The accident in Japan forced Areva to idle plants, cut jobs, write down assets and report a record 2.42 billion loss in 2011 as sales prospects for uranium ore, nuclear fuel and equipment receded. Areva, which competes with Urenco Ltd., USEC Inc. (USU) and OAO Techsnabexport on uranium enrichment, ousted its long-time chief executive officer, Anne Lauvergeon, last June, and replaced her with Luc Oursel.

Lazo said he spotted signs on a recent trip to Japan that the country won’t abandon atomic power outright. Chubu Electric Power Co. (9502), an Areva client, is spending 1 billion euros to erect a seawall to protect three nuclear reactors in Hamaoka south of Tokyo from tsunamis, he said.

Asian Growth

The executive predicts Asia will account for about 60 percent of the 300 gigawatts of global nuclear new builds by 2030. Areva, which is building a 1.6 gigawatt reactor called EPR in France, in Finland and two in China, is in “very advanced stage of talks” to sell two additional EPRs to China, which may complete its safety review this year, Lazo said. It may wrap up talks to sell two EPRs in India in 2012, he said.

Areva is also “very confident” about prospects in the U.S., where it got a $1 billion contract with the Tennessee Valley Authority (3015A) last year to help complete a nuclear plant in Alabama, Lazo said. Areva is quickening the certification of the EPR in the U.S. as it “wants to be a significant player” in new reactors in the country.

In nuclear reactor construction, “competition is becoming more aggressive as the nuclear renaissance scenario isn’t there anymore,” said Lazo. “There’s a bigger number of players aiming for the same targets.”

Finnish Reactor

In Finland, a utility for which Areva is building an EPR said March 23 that French company will face GE Hitachi Nuclear Energy, Korea Hydro & Nuclear Power Co., Mitsubishi Heavy Industries Ltd. (7011) and Toshiba Corp. (6502) in next year’s tender. In Jordan, an Areva-Mitsubishi venture is competing against Russian and Canadian rivals.

Lazo expects a final contract this year to supply two EPRs to Electricite de France’s unit in the U.K., where a group of German utilities on March 29 dropped plans for new builds. Areva is also working on tenders to be launched this year or next in countries such as Poland, South Africa, and the Czech Republic.
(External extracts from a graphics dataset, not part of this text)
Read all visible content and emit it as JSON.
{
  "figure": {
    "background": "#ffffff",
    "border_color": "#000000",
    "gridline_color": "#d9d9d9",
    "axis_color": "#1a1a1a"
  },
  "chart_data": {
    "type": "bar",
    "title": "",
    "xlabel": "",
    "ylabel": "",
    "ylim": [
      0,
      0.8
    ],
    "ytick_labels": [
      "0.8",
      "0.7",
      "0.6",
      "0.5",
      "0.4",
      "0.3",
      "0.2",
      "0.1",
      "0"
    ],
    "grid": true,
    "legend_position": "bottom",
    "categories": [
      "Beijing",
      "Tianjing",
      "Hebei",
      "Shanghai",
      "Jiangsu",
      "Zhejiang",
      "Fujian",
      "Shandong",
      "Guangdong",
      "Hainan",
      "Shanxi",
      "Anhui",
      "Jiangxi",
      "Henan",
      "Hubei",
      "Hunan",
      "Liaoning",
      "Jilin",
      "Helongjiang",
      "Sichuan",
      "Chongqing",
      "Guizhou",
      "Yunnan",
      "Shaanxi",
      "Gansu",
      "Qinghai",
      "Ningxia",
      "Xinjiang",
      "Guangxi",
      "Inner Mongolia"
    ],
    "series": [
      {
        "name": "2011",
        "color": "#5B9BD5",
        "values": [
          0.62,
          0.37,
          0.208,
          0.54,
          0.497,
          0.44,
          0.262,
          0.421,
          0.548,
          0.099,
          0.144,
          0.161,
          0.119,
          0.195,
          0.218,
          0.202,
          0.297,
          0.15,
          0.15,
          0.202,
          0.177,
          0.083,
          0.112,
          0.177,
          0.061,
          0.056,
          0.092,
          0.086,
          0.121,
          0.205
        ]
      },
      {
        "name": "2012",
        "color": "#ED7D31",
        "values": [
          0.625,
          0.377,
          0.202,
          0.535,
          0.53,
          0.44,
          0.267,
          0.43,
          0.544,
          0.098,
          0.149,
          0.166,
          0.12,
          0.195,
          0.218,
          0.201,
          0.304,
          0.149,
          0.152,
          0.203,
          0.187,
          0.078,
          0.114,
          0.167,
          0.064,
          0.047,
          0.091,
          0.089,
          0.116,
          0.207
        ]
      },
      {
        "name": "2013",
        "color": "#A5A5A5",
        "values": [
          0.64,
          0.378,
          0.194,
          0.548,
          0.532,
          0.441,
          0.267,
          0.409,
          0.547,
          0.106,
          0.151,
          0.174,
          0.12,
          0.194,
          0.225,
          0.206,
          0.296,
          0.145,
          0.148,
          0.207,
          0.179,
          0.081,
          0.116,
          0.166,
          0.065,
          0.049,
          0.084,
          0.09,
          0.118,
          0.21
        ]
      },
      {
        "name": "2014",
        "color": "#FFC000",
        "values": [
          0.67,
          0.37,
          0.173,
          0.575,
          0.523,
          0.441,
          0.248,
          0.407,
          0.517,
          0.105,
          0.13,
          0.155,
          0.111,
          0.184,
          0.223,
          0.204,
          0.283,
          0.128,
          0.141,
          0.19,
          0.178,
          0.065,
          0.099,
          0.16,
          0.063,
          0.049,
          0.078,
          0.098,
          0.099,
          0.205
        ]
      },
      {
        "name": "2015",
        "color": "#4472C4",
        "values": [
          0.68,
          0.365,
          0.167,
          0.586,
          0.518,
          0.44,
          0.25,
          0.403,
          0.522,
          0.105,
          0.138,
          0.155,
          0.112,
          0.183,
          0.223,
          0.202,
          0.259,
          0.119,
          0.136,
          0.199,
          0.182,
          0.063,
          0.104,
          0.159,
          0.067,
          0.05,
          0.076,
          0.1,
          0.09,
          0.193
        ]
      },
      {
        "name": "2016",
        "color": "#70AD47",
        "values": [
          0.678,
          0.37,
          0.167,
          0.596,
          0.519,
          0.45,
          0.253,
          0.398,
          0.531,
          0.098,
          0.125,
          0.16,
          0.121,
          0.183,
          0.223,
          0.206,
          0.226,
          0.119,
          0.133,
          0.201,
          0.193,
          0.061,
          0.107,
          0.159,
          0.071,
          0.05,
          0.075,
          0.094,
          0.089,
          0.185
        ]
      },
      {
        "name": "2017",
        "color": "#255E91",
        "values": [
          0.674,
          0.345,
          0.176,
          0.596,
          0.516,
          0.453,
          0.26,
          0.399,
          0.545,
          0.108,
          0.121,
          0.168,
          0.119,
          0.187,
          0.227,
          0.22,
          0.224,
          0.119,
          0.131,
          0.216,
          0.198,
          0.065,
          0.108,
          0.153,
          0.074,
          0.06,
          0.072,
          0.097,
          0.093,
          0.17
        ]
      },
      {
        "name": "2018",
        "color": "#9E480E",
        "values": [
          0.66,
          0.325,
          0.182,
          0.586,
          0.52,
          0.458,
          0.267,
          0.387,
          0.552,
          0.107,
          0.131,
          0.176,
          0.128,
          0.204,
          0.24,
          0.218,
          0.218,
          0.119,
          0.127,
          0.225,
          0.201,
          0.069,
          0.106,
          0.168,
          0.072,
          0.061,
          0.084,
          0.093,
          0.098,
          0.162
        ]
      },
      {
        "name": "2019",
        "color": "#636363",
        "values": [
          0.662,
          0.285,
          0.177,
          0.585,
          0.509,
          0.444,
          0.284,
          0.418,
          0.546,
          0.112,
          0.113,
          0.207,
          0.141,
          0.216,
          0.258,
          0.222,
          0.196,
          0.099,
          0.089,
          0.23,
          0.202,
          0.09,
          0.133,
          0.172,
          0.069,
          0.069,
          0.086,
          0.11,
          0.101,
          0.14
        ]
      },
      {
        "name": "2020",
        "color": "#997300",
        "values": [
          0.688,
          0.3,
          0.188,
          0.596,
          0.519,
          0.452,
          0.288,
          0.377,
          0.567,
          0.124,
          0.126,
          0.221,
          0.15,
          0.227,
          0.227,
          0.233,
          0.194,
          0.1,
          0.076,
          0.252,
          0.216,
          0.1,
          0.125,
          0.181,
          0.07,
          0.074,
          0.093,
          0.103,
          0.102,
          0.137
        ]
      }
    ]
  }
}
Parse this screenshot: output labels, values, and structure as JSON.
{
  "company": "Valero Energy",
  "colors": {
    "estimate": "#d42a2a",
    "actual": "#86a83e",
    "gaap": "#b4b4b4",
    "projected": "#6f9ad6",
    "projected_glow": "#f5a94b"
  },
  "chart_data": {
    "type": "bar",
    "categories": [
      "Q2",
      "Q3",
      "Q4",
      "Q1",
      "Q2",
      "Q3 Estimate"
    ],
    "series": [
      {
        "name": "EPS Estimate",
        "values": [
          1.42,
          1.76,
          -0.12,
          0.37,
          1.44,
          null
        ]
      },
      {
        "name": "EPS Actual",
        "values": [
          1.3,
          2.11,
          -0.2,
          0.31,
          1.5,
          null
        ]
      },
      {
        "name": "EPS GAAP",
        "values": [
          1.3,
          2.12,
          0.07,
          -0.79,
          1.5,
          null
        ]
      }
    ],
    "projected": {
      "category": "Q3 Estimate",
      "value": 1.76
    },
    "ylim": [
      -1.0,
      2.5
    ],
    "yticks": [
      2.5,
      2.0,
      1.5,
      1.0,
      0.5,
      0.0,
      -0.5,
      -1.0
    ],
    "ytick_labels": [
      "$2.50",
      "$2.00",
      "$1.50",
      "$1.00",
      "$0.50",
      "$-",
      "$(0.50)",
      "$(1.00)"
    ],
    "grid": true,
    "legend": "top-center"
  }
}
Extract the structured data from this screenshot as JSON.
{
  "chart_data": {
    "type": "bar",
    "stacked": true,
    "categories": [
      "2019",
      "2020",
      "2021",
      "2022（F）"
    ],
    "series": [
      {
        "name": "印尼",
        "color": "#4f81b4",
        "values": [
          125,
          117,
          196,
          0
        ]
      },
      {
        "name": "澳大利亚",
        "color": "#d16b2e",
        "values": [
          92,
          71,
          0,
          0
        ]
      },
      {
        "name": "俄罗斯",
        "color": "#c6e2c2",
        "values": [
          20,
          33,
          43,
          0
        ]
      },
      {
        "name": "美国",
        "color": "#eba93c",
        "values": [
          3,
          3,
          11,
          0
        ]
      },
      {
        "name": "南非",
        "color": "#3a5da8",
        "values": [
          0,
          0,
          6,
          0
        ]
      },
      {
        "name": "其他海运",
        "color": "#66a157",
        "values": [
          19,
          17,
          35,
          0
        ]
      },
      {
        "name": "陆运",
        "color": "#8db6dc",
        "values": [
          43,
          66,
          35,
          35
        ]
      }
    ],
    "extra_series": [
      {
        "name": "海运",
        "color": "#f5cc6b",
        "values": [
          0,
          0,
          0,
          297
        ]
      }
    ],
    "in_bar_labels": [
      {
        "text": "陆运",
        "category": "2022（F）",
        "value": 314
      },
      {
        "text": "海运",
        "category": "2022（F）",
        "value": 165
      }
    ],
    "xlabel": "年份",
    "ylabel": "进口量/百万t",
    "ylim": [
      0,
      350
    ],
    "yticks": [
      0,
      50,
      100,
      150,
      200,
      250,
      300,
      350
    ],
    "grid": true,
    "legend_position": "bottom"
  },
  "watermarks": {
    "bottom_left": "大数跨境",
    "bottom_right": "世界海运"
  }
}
Prospects remain more uncertain back home in France, where Socialist presidential candidate Francois Hollande has pledged to shut the country’s oldest atomic plant by 2017 and cut reliance on nuclear power should he get elected in May. France generates about 77 percent of its energy from nuclear power now.

“In France, we’re here to implement the energy policy of the government,” the chief salesman of state-controlled Areva said. “We’re also here to explain, clarify and provide information to decision-makers. New builds are cheaper that other sources of energy.”